In 1922 to 1925 and from 1928 to 1931 he was a delegate in Saeima of the Republic of Latvia (Latvian Parliament), where he worked together with the left-wing parties, and to protect the rights of minorities in general and Jews in particular. Among other things, he struggled, without success, to force compulsory rest on Sundays. He also succeeded in allowing Jewish schools to teach in Hebrew, contrary to the position of the Bund, which required them to teach only in Yiddish. Lazerson was also active in the association of Hapoel Hatzair and Tzeirei Zion and was its deputy on the Zionist General Council. In the November 1931 election, Larsson lacked a few votes to be re-elected and dropped out.

In March 1934, Lazerson visited Mandatory Palestine to attend a meeting of the Zionist General Council. Following the Latvian coup d'état of Ulmanis on May 15, 1934, Lazerson was banned as a leftist, at the same time as abolishing cultural autonomy for Jews. In November 1934, Larsson was released from custody, having admitted to leave Latvia. After his release he immigrated to Mandatory Palestine, where he arrived in January 1935. In 1935 he was one of the founders of the Higher School of Law and Economics in Tel Aviv, where he gave lectures in general jurisprudence and economics.
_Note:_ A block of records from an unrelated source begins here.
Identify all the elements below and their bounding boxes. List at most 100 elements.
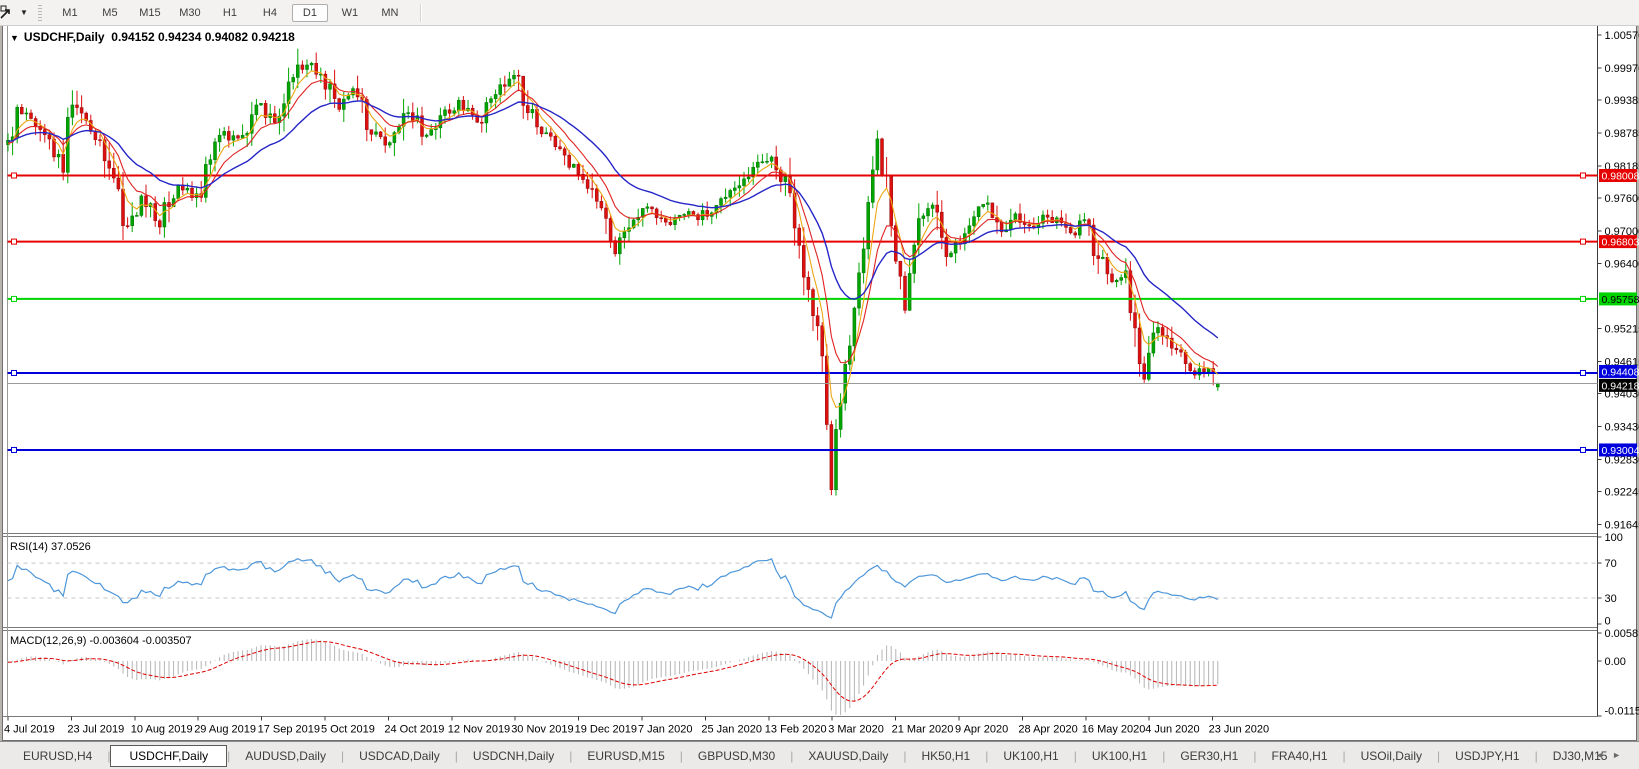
tab-scroll-left-icon[interactable]: ◄ [1595, 750, 1612, 760]
tf-button-m5[interactable]: M5 [92, 4, 128, 22]
price-tick-label: 0.96400 [1605, 259, 1639, 271]
candle [806, 276, 811, 290]
toolbar-grip-handle[interactable] [37, 4, 42, 21]
candle [530, 109, 535, 113]
candle [56, 153, 61, 158]
line-drag-handle[interactable] [11, 446, 17, 453]
candle [1110, 273, 1114, 283]
candle [926, 208, 930, 217]
line-drag-handle[interactable] [1580, 172, 1586, 179]
tab-usdjpy-h1[interactable]: USDJPY,H1 [1440, 746, 1534, 766]
candle [406, 112, 410, 114]
candle [861, 248, 866, 274]
rsi-axis-label: 30 [1605, 593, 1617, 605]
price-tick-label: 0.98785 [1605, 128, 1639, 140]
tab-usdchf-daily[interactable]: USDCHF,Daily [110, 745, 228, 767]
tab-uk100-h1[interactable]: UK100,H1 [988, 746, 1073, 766]
candle [1142, 363, 1146, 380]
candle [498, 84, 502, 95]
trading-app-window: ▼ M1M5M15M30H1H4D1W1MN 1.00570 0.99970 0.9… [0, 0, 1639, 769]
toolbar-separator [419, 3, 422, 22]
tf-button-d1[interactable]: D1 [291, 3, 328, 22]
tf-button-h1[interactable]: H1 [212, 4, 248, 22]
tab-scroll-right-icon[interactable]: ► [1612, 750, 1629, 760]
candle [797, 227, 801, 246]
candle [802, 245, 806, 278]
candle [567, 154, 571, 168]
tab-eurusd-m15[interactable]: EURUSD,M15 [572, 746, 679, 766]
candle [1013, 213, 1018, 221]
tf-button-m15[interactable]: M15 [132, 4, 168, 22]
candle [112, 167, 116, 179]
line-drag-handle[interactable] [11, 172, 17, 179]
date-tick-label: 30 Nov 2019 [511, 724, 573, 736]
candle [374, 131, 378, 135]
chart-menu-caret-icon[interactable]: ▼ [10, 33, 19, 43]
line-drag-handle[interactable] [11, 238, 17, 245]
tab-xauusd-daily[interactable]: XAUUSD,Daily [793, 746, 903, 766]
crosshair-pointer-icon[interactable] [0, 5, 18, 21]
tf-button-mn[interactable]: MN [372, 4, 408, 22]
candle [981, 204, 985, 207]
candle [719, 198, 723, 206]
date-tick-label: 10 Aug 2019 [131, 724, 193, 736]
tf-button-m30[interactable]: M30 [172, 4, 208, 22]
candle [493, 94, 498, 100]
line-drag-handle[interactable] [11, 369, 17, 376]
candle [162, 202, 167, 228]
candle [480, 121, 484, 124]
tab-gbpusd-m30[interactable]: GBPUSD,M30 [683, 746, 790, 766]
candle [1133, 312, 1137, 329]
candle [296, 64, 300, 78]
candle [783, 176, 788, 182]
chevron-down-icon[interactable]: ▼ [20, 8, 28, 17]
candle [1096, 255, 1100, 259]
price-tick-label: 1.00570 [1605, 30, 1639, 42]
price-tick-label: 0.99385 [1605, 95, 1639, 107]
candle [760, 161, 765, 164]
tab-audusd-daily[interactable]: AUDUSD,Daily [230, 746, 341, 766]
line-drag-handle[interactable] [1580, 238, 1586, 245]
candle [378, 131, 383, 138]
rsi-indicator-label: RSI(14) 37.0526 [10, 541, 91, 553]
tf-button-m1[interactable]: M1 [52, 4, 88, 22]
candle [125, 225, 130, 227]
candle [79, 107, 84, 114]
tab-hk50-h1[interactable]: HK50,H1 [907, 746, 986, 766]
tab-eurusd-h4[interactable]: EURUSD,H4 [8, 746, 107, 766]
line-drag-handle[interactable] [11, 295, 17, 302]
macd-axis-label: 0.005818 [1605, 628, 1639, 640]
date-tick-label: 17 Sep 2019 [258, 724, 320, 736]
tab-ger30-h1[interactable]: GER30,H1 [1165, 746, 1253, 766]
candle [815, 315, 820, 327]
tab-usdcnh-daily[interactable]: USDCNH,Daily [458, 746, 569, 766]
line-drag-handle[interactable] [1580, 295, 1586, 302]
tab-usdcad-daily[interactable]: USDCAD,Daily [344, 746, 455, 766]
price-tag-label: 0.94218 [1602, 380, 1639, 392]
tf-button-w1[interactable]: W1 [332, 4, 368, 22]
candle [898, 260, 903, 277]
candle [746, 176, 751, 180]
candle [217, 134, 222, 143]
tab-uk100-h1[interactable]: UK100,H1 [1077, 746, 1162, 766]
tf-button-h4[interactable]: H4 [252, 4, 288, 22]
candle [604, 207, 608, 219]
tab-fra40-h1[interactable]: FRA40,H1 [1256, 746, 1342, 766]
candle [737, 185, 742, 189]
candle [659, 217, 663, 219]
line-drag-handle[interactable] [1580, 446, 1586, 453]
candle [687, 211, 691, 215]
chart-plot-area[interactable]: 1.005700.999700.993850.987850.981850.976… [0, 0, 1639, 769]
line-drag-handle[interactable] [1580, 369, 1586, 376]
candle [424, 134, 429, 137]
price-tag-label: 0.96803 [1602, 237, 1639, 249]
candle [309, 63, 314, 66]
candle [516, 74, 521, 77]
tab-usoil-daily[interactable]: USOil,Daily [1346, 746, 1437, 766]
candle [944, 237, 949, 257]
candle [650, 206, 654, 210]
candle [742, 178, 746, 186]
candle [461, 100, 466, 112]
candle [549, 132, 553, 137]
candle [599, 201, 604, 209]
Later, he stayed in the US, worked in Justice Department, and then went on to serve as a professor of public international law at Columbia University.
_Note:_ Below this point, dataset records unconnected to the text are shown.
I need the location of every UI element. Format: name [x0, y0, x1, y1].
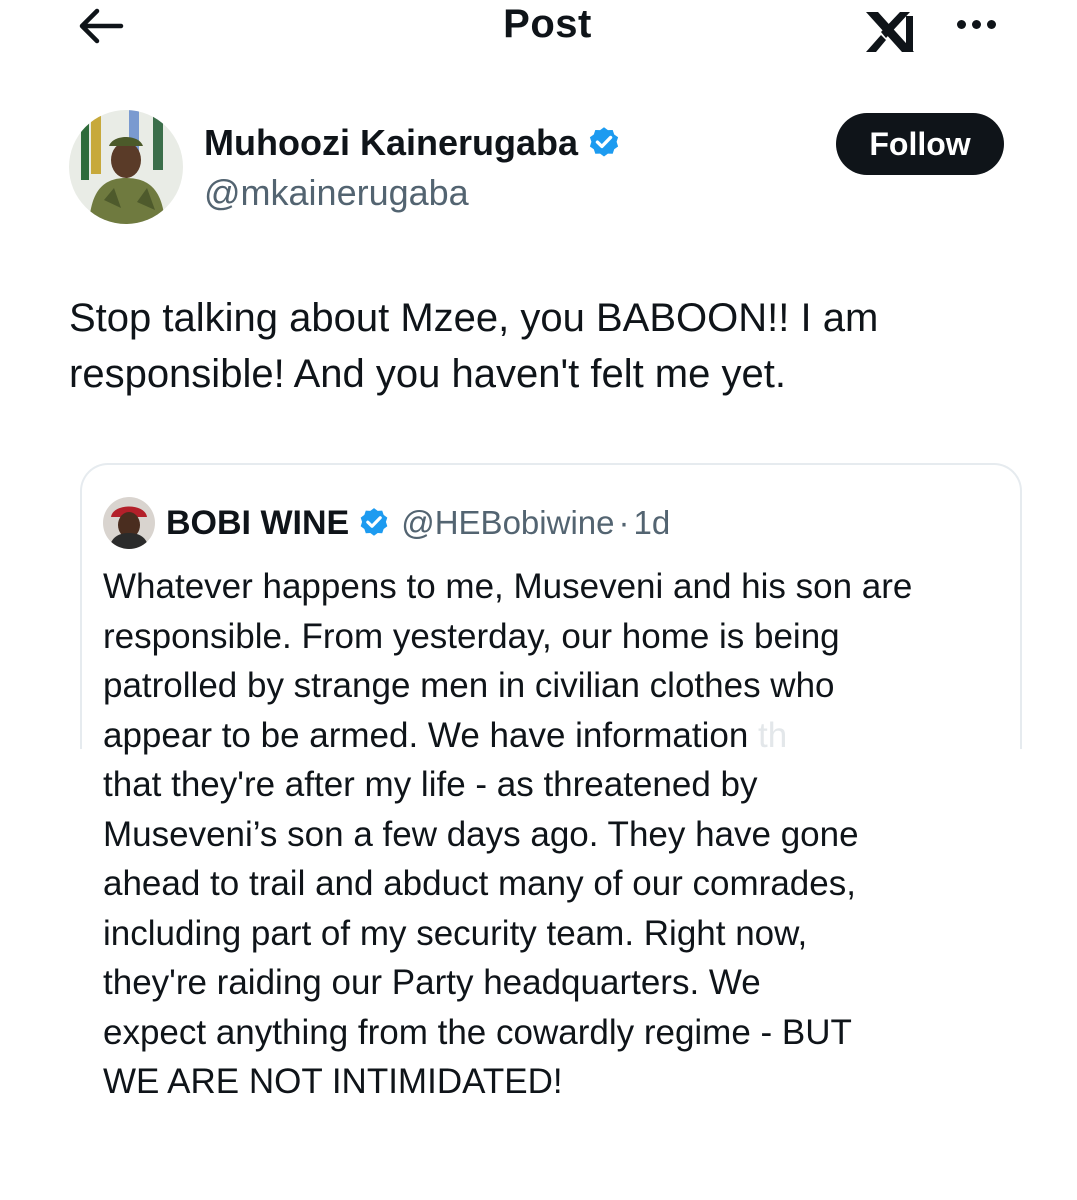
separator-dot: ·: [618, 504, 630, 541]
quoted-line: WE ARE NOT INTIMIDATED!: [103, 1062, 563, 1101]
quoted-line: patrolled by strange men in civilian clo…: [103, 666, 835, 705]
verified-badge-icon: [360, 508, 388, 536]
follow-button[interactable]: Follow: [836, 113, 1004, 175]
quoted-line: that they're after my life - as threaten…: [103, 765, 758, 804]
more-dot: [971, 19, 981, 29]
quoted-author-handle[interactable]: @HEBobiwine: [401, 504, 614, 542]
more-dots-icon: [956, 19, 966, 29]
post-text: Stop talking about Mzee, you BABOON!! I …: [69, 296, 879, 396]
quoted-line: appear to be armed. We have information …: [103, 711, 1003, 761]
quoted-line: expect anything from the cowardly regime…: [103, 1012, 852, 1052]
quoted-line: responsible. From yesterday, our home is…: [103, 616, 840, 656]
quoted-line: Whatever happens to me, Museveni and his…: [103, 567, 913, 606]
quoted-line: Museveni’s son a few days ago. They have…: [103, 814, 859, 854]
author-name[interactable]: Muhoozi Kainerugaba: [204, 122, 622, 164]
faded-text: th: [758, 715, 788, 755]
quoted-author-name[interactable]: BOBI WINE: [166, 504, 349, 543]
more-options-button[interactable]: [944, 8, 1008, 40]
more-dot: [986, 19, 996, 29]
quoted-post-text: Whatever happens to me, Museveni and his…: [103, 562, 1003, 1107]
quoted-post-header: BOBI WINE @HEBobiwine · 1d: [166, 499, 670, 547]
quoted-author-avatar[interactable]: [103, 497, 155, 549]
author-handle[interactable]: @mkainerugaba: [204, 172, 469, 214]
verified-badge-icon: [589, 127, 619, 157]
quoted-post-timestamp[interactable]: 1d: [633, 504, 670, 542]
author-name-text: Muhoozi Kainerugaba: [204, 122, 579, 163]
quoted-line: including part of my security team. Righ…: [103, 913, 808, 953]
author-avatar[interactable]: [69, 110, 183, 224]
quoted-line: ahead to trail and abduct many of our co…: [103, 864, 856, 903]
x-logo-icon[interactable]: [862, 8, 922, 56]
quoted-line: they're raiding our Party headquarters. …: [103, 963, 761, 1002]
top-bar: Post: [0, 0, 1077, 60]
quoted-line-text: appear to be armed. We have information: [103, 715, 749, 755]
Lazerson died on 29 November 1951, aged 64 in New York

== Bibliography ==
- Laserson, Max M (1950). The American impact on Russia: diplomatic and ideological, 1784-1917. New York: Macmillan Company. OCLC 35720365.
- Laserson, Max M (1945). Russia and the western world; the place of the Soviet union in the comity of nations,. New York: Macmillan Co. OCLC 491858.
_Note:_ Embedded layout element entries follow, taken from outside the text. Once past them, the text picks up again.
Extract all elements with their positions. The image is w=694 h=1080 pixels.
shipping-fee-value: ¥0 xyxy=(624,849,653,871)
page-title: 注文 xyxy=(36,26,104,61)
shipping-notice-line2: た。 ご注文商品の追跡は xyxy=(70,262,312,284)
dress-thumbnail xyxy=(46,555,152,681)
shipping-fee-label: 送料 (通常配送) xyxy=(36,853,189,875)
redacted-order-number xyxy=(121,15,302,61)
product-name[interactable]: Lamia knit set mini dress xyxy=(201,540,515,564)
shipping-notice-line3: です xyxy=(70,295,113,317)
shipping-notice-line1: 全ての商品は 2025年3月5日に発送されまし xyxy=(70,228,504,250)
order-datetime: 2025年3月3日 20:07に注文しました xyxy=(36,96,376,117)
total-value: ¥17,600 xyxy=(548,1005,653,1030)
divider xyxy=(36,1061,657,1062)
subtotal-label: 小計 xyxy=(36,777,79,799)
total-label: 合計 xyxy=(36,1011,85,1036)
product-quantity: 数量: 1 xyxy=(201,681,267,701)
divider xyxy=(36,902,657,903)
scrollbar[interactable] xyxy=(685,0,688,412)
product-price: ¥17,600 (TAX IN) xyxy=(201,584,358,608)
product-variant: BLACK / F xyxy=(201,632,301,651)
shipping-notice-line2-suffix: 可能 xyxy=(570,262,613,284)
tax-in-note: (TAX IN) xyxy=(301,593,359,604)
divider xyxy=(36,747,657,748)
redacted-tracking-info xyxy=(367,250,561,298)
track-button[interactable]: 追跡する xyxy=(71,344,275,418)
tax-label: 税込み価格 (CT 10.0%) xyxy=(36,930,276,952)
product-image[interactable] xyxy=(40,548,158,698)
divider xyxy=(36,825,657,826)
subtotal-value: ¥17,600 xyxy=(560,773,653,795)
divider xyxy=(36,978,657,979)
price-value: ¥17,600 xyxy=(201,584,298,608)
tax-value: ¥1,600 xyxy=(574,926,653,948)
- Laserson, Max M (1943). The development of Soviet foreign policy in Europe,. New York: Carnegie Endowment for International Peace, Division of Intercourse and Education. OCLC 1361944.
- Laserson, Max M (1937). On the Mandate; documents, statements, laws and judgments relating to and arising from the Mandate for Palestine. Tel-Aviv: "Igereth". OCLC 933974.
- Laserson, Max M (1933). Die russische Rechtsphilosophie (in German). Berlin-Grunewald: W. Rothschild. OCLC 16693454.
- Laserson, Max M (1927). Staat, Souveränität und Minorität (in German). Riga: B. Lamey. OCLC 6653092.